Duncan Smith is one of the Conservative Party’s most prominent eurosceptics, whose former rebellion against ex-Conservative PM John Major over the terms of the EU’s Maastricht Treaty attracted considerable attention.

His appeal to UKIP backers is the most outspoken plea by a senior Tory since the general election campaign kicked off. Addressing Britain’s wider electorate Tuesday, Duncan Smith acknowledged many voters had suffered during the recent economic crisis and ultimately lost faith in “mainstream politics.”

The Work and Pensions Secretary said a further 10 years with Britain’s Conservative Party in power would enable the completion of the party’s economic plan.

“If we stay in power for another 10 years, all I would say is with the welfare reforms to complete, with the economic changes that we’re making, I actually am more optimistic about the future for Britain than I have been in 24 years in politics,” he said.

READ MORE: 14mn Britons will be living in poverty by 2030 – report

Duncan Smith warned, however, that the Tories’ controversial welfare reforms would “hit the buffers” if Labour and the SNP assume power after Thursday.

Labour are still “trapped in a time warp” when it comes to benefit reforms, he added.

In recent years, human rights campaigners and MPs have sharply criticized austere welfare reforms introduced by Duncan Smith such as the benefits cap and the bedroom tax.

Experts warn these policy changes have had a discriminatory and disproportionate impact on society’s most vulnerable, including women attempting to flee abusive partners, ethnic minorities, the disabled, the elderly and children.

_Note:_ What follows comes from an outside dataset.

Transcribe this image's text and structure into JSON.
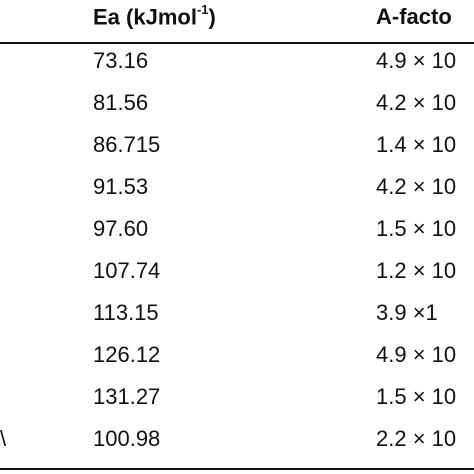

Duncan Smith also attracted heavy criticism in April after he suggested renaming zero hour contracts “flexible hours contracts.” Responding to his proposal, Labour said he appeared to be living in a “parallel universe.”

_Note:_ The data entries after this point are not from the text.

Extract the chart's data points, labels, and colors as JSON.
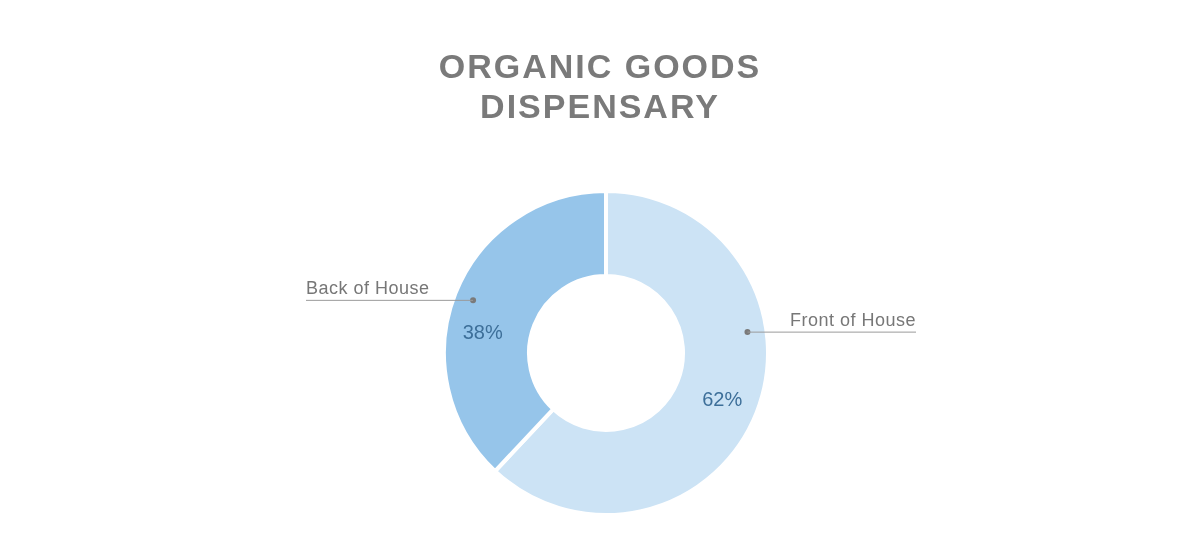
{
  "chart_data": {
    "type": "donut",
    "title": "ORGANIC GOODS DISPENSARY",
    "categories": [
      "Front of House",
      "Back of House"
    ],
    "values": [
      62,
      38
    ],
    "value_labels": [
      "62%",
      "38%"
    ],
    "colors": [
      "#cce3f5",
      "#96c5ea"
    ]
  }
}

Having previously played a relatively muted role in Britain’s general election campaign, the Work and Pensions Secretary’s message Tuesday will be understood by many as a sign the Conservatives are fearful of losing power on May 7.

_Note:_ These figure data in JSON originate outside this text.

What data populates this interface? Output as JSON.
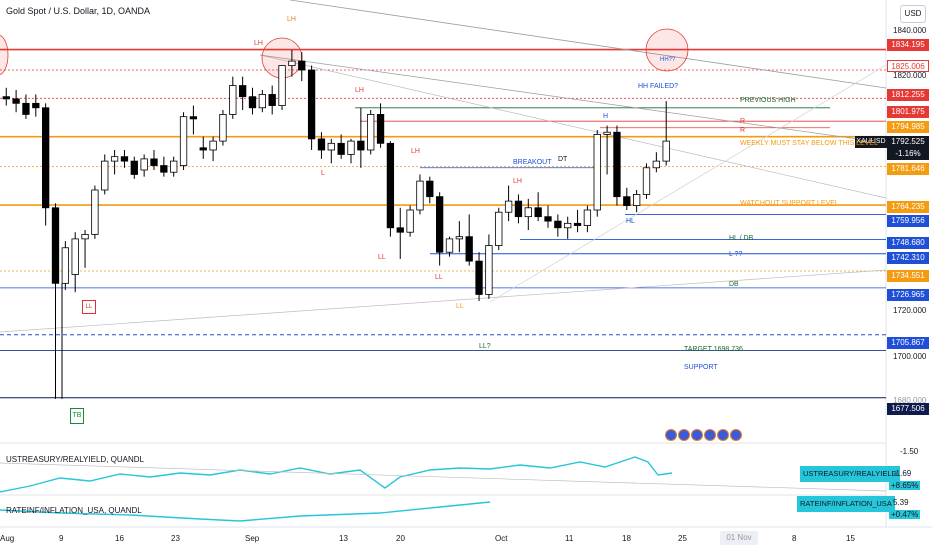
{
  "header": {
    "title": "Gold Spot / U.S. Dollar, 1D, OANDA",
    "currency_button": "USD"
  },
  "price_axis": {
    "ticks": [
      "1840.000",
      "1820.000",
      "1720.000",
      "1700.000",
      "1680.000",
      "-1.50"
    ],
    "badges": [
      {
        "id": "b1834",
        "text": "1834.195",
        "color": "#e53935"
      },
      {
        "id": "b1825",
        "text": "1825.006",
        "color": "#e53935"
      },
      {
        "id": "b1812",
        "text": "1812.255",
        "color": "#e53935"
      },
      {
        "id": "b1801",
        "text": "1801.975",
        "color": "#e53935"
      },
      {
        "id": "b1794",
        "text": "1794.985",
        "color": "#f39c12"
      },
      {
        "id": "b1781",
        "text": "1781.646",
        "color": "#f39c12"
      },
      {
        "id": "b1764",
        "text": "1764.235",
        "color": "#f39c12"
      },
      {
        "id": "b1759",
        "text": "1759.956",
        "color": "#1e4fd6"
      },
      {
        "id": "b1748",
        "text": "1748.680",
        "color": "#1e4fd6"
      },
      {
        "id": "b1742",
        "text": "1742.310",
        "color": "#1e4fd6"
      },
      {
        "id": "b1734",
        "text": "1734.551",
        "color": "#f39c12"
      },
      {
        "id": "b1726",
        "text": "1726.965",
        "color": "#1e4fd6"
      },
      {
        "id": "b1705",
        "text": "1705.867",
        "color": "#1e4fd6"
      },
      {
        "id": "b1677",
        "text": "1677.506",
        "color": "#0d1b4d"
      }
    ],
    "symbol_tag": "XAUUSD",
    "last_price": "1792.525",
    "last_change": "-1.16%"
  },
  "annotations": {
    "lh_top": "LH",
    "lh_mid": "LH",
    "lh_sep": "LH",
    "lh_oct": "LH",
    "lh_circle": "LH",
    "hh_circle": "HH??",
    "hh_failed": "HH FAILED?",
    "previous_high": "PREVIOUS HIGH",
    "weekly_close": "WEEKLY MUST STAY BELOW THIS LEVEL",
    "watchout": "WATCHOUT SUPPORT LEVEL",
    "breakout": "BREAKOUT",
    "dt": "DT",
    "h": "H",
    "hl": "HL",
    "hl_db": "HL / DB",
    "l_q": "L ??",
    "db": "DB",
    "ll_q": "LL?",
    "target": "TARGET 1698.736",
    "support": "SUPPORT",
    "l_label": "L",
    "ll1": "LL",
    "ll2": "LL",
    "ll3": "LL",
    "ll_box": "LL",
    "tb": "TB",
    "r1": "R",
    "r2": "R"
  },
  "indicators": {
    "treasury": {
      "title": "USTREASURY/REALYIELD, QUANDL",
      "name": "USTREASURY/REALYIELD",
      "value": "-1.69",
      "change": "+8.65%"
    },
    "inflation": {
      "title": "RATEINF/INFLATION_USA, QUANDL",
      "name": "RATEINF/INFLATION_USA",
      "value": "5.39",
      "change": "+0.47%"
    }
  },
  "time_axis": {
    "labels": [
      "Aug",
      "9",
      "16",
      "23",
      "Sep",
      "13",
      "20",
      "Oct",
      "11",
      "18",
      "25",
      "8",
      "15"
    ],
    "now_label": "01 Nov"
  },
  "colors": {
    "bull": "#ffffff",
    "bear": "#000000",
    "resistance": "#e53935",
    "orange": "#f39c12",
    "blue": "#1e4fd6",
    "green": "#1a6b2e",
    "teal": "#26c6da"
  },
  "chart_data": {
    "type": "candlestick",
    "candles": [
      {
        "o": 1813,
        "h": 1817,
        "l": 1809,
        "c": 1812
      },
      {
        "o": 1812,
        "h": 1816,
        "l": 1806,
        "c": 1810
      },
      {
        "o": 1810,
        "h": 1814,
        "l": 1803,
        "c": 1805
      },
      {
        "o": 1810,
        "h": 1814,
        "l": 1804,
        "c": 1808
      },
      {
        "o": 1808,
        "h": 1810,
        "l": 1755,
        "c": 1763
      },
      {
        "o": 1763,
        "h": 1765,
        "l": 1677,
        "c": 1729
      },
      {
        "o": 1729,
        "h": 1748,
        "l": 1726,
        "c": 1745
      },
      {
        "o": 1733,
        "h": 1752,
        "l": 1725,
        "c": 1749
      },
      {
        "o": 1749,
        "h": 1753,
        "l": 1736,
        "c": 1751
      },
      {
        "o": 1751,
        "h": 1773,
        "l": 1749,
        "c": 1771
      },
      {
        "o": 1771,
        "h": 1787,
        "l": 1769,
        "c": 1784
      },
      {
        "o": 1784,
        "h": 1789,
        "l": 1778,
        "c": 1786
      },
      {
        "o": 1786,
        "h": 1789,
        "l": 1781,
        "c": 1784
      },
      {
        "o": 1784,
        "h": 1786,
        "l": 1776,
        "c": 1778
      },
      {
        "o": 1780,
        "h": 1787,
        "l": 1777,
        "c": 1785
      },
      {
        "o": 1785,
        "h": 1789,
        "l": 1780,
        "c": 1782
      },
      {
        "o": 1782,
        "h": 1786,
        "l": 1777,
        "c": 1779
      },
      {
        "o": 1779,
        "h": 1786,
        "l": 1777,
        "c": 1784
      },
      {
        "o": 1782,
        "h": 1806,
        "l": 1780,
        "c": 1804
      },
      {
        "o": 1804,
        "h": 1809,
        "l": 1796,
        "c": 1803
      },
      {
        "o": 1790,
        "h": 1795,
        "l": 1785,
        "c": 1789
      },
      {
        "o": 1789,
        "h": 1795,
        "l": 1784,
        "c": 1793
      },
      {
        "o": 1793,
        "h": 1807,
        "l": 1791,
        "c": 1805
      },
      {
        "o": 1805,
        "h": 1822,
        "l": 1803,
        "c": 1818
      },
      {
        "o": 1818,
        "h": 1822,
        "l": 1807,
        "c": 1813
      },
      {
        "o": 1813,
        "h": 1817,
        "l": 1805,
        "c": 1808
      },
      {
        "o": 1808,
        "h": 1816,
        "l": 1806,
        "c": 1814
      },
      {
        "o": 1814,
        "h": 1818,
        "l": 1805,
        "c": 1809
      },
      {
        "o": 1809,
        "h": 1827,
        "l": 1807,
        "c": 1827
      },
      {
        "o": 1827,
        "h": 1834,
        "l": 1822,
        "c": 1829
      },
      {
        "o": 1829,
        "h": 1833,
        "l": 1820,
        "c": 1825
      },
      {
        "o": 1825,
        "h": 1827,
        "l": 1789,
        "c": 1794
      },
      {
        "o": 1794,
        "h": 1797,
        "l": 1785,
        "c": 1789
      },
      {
        "o": 1789,
        "h": 1794,
        "l": 1783,
        "c": 1792
      },
      {
        "o": 1792,
        "h": 1796,
        "l": 1785,
        "c": 1787
      },
      {
        "o": 1787,
        "h": 1794,
        "l": 1783,
        "c": 1793
      },
      {
        "o": 1793,
        "h": 1808,
        "l": 1781,
        "c": 1789
      },
      {
        "o": 1789,
        "h": 1807,
        "l": 1787,
        "c": 1805
      },
      {
        "o": 1805,
        "h": 1810,
        "l": 1790,
        "c": 1792
      },
      {
        "o": 1792,
        "h": 1793,
        "l": 1750,
        "c": 1754
      },
      {
        "o": 1754,
        "h": 1763,
        "l": 1740,
        "c": 1752
      },
      {
        "o": 1752,
        "h": 1764,
        "l": 1750,
        "c": 1762
      },
      {
        "o": 1762,
        "h": 1778,
        "l": 1760,
        "c": 1775
      },
      {
        "o": 1775,
        "h": 1777,
        "l": 1765,
        "c": 1768
      },
      {
        "o": 1768,
        "h": 1770,
        "l": 1737,
        "c": 1743
      },
      {
        "o": 1743,
        "h": 1750,
        "l": 1741,
        "c": 1749
      },
      {
        "o": 1749,
        "h": 1757,
        "l": 1743,
        "c": 1750
      },
      {
        "o": 1750,
        "h": 1760,
        "l": 1737,
        "c": 1739
      },
      {
        "o": 1739,
        "h": 1743,
        "l": 1721,
        "c": 1724
      },
      {
        "o": 1724,
        "h": 1751,
        "l": 1722,
        "c": 1746
      },
      {
        "o": 1746,
        "h": 1763,
        "l": 1744,
        "c": 1761
      },
      {
        "o": 1761,
        "h": 1773,
        "l": 1757,
        "c": 1766
      },
      {
        "o": 1766,
        "h": 1769,
        "l": 1756,
        "c": 1759
      },
      {
        "o": 1759,
        "h": 1767,
        "l": 1753,
        "c": 1763
      },
      {
        "o": 1763,
        "h": 1770,
        "l": 1757,
        "c": 1759
      },
      {
        "o": 1759,
        "h": 1764,
        "l": 1754,
        "c": 1757
      },
      {
        "o": 1757,
        "h": 1760,
        "l": 1750,
        "c": 1754
      },
      {
        "o": 1754,
        "h": 1759,
        "l": 1749,
        "c": 1756
      },
      {
        "o": 1756,
        "h": 1762,
        "l": 1752,
        "c": 1755
      },
      {
        "o": 1755,
        "h": 1764,
        "l": 1752,
        "c": 1762
      },
      {
        "o": 1762,
        "h": 1798,
        "l": 1759,
        "c": 1796
      },
      {
        "o": 1796,
        "h": 1800,
        "l": 1778,
        "c": 1797
      },
      {
        "o": 1797,
        "h": 1800,
        "l": 1764,
        "c": 1768
      },
      {
        "o": 1768,
        "h": 1772,
        "l": 1762,
        "c": 1764
      },
      {
        "o": 1764,
        "h": 1771,
        "l": 1761,
        "c": 1769
      },
      {
        "o": 1769,
        "h": 1783,
        "l": 1767,
        "c": 1781
      },
      {
        "o": 1781,
        "h": 1788,
        "l": 1779,
        "c": 1784
      },
      {
        "o": 1784,
        "h": 1811,
        "l": 1782,
        "c": 1793
      }
    ],
    "xlabels": [
      "Aug",
      "9",
      "16",
      "23",
      "Sep",
      "13",
      "20",
      "Oct",
      "11",
      "18",
      "25",
      "8",
      "15"
    ],
    "ylim": [
      1672,
      1843
    ]
  }
}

Duncan Smith told The Telegraph he was appealing to Britain’s electorate that a vote for UKIP is not an act of protest but rather “like a suicide note.”

“The last thing I always say to UKIP people on the doorstep – and it’s very simple – is that for 24 years I have campaigned for a referendum on the European Union,” he said.

READ MORE: ‘Damning revelation’: Cuts to disability benefits ‘killed 60’ in 3 years – report

Duncan Smith went on to say Britain’s electorate have long wanted a referendum on Britain’s EU membership. He said a failure to vote for the Tories on Thursday amounts to the sacrifice of such a referendum – a development that will not be forgiven.

On Tuesday, PM David Cameron will embark on a 36-hour tour of the UK in advance of Thursday’s vote in an effort to increase Tory support in scores of constituencies that could propel his party toward an electoral victory.

In a campaign rally, the PM will encourage people voting for UKIP or the Liberal Democrats to back the Tories instead, and avoid the “chaos” a Labour government dependent on “back-room deals, bribes and ransom notes” would reap.

Cameron’s tour will pass through dozens of locations in London, the Midlands, the South West, North West, Wales and Scotland.

Chancellor of the Exchequer George Osborne will also travel through target constituencies in a bid to woo voters ahead of May 7.

Both PM David Cameron and Deputy PM Nick Clegg are heavily focused on how to cling to power in the event the outgoing coalition government forfeits its Commons majority.

Polls across the country consistently suggest a hung parliament is likely, with the Conservatives predicted to win slightly more seats than Labour. Analysts argue the Liberal Democrats’ loss of a considerable share of seats will mean another Conservative-Lib Dem coalition will not secure a majority in the Commons.

In such a scenario, observers predict Cameron will insist on remaining in Downing Street rather than allow Labour the opportunity to form a government.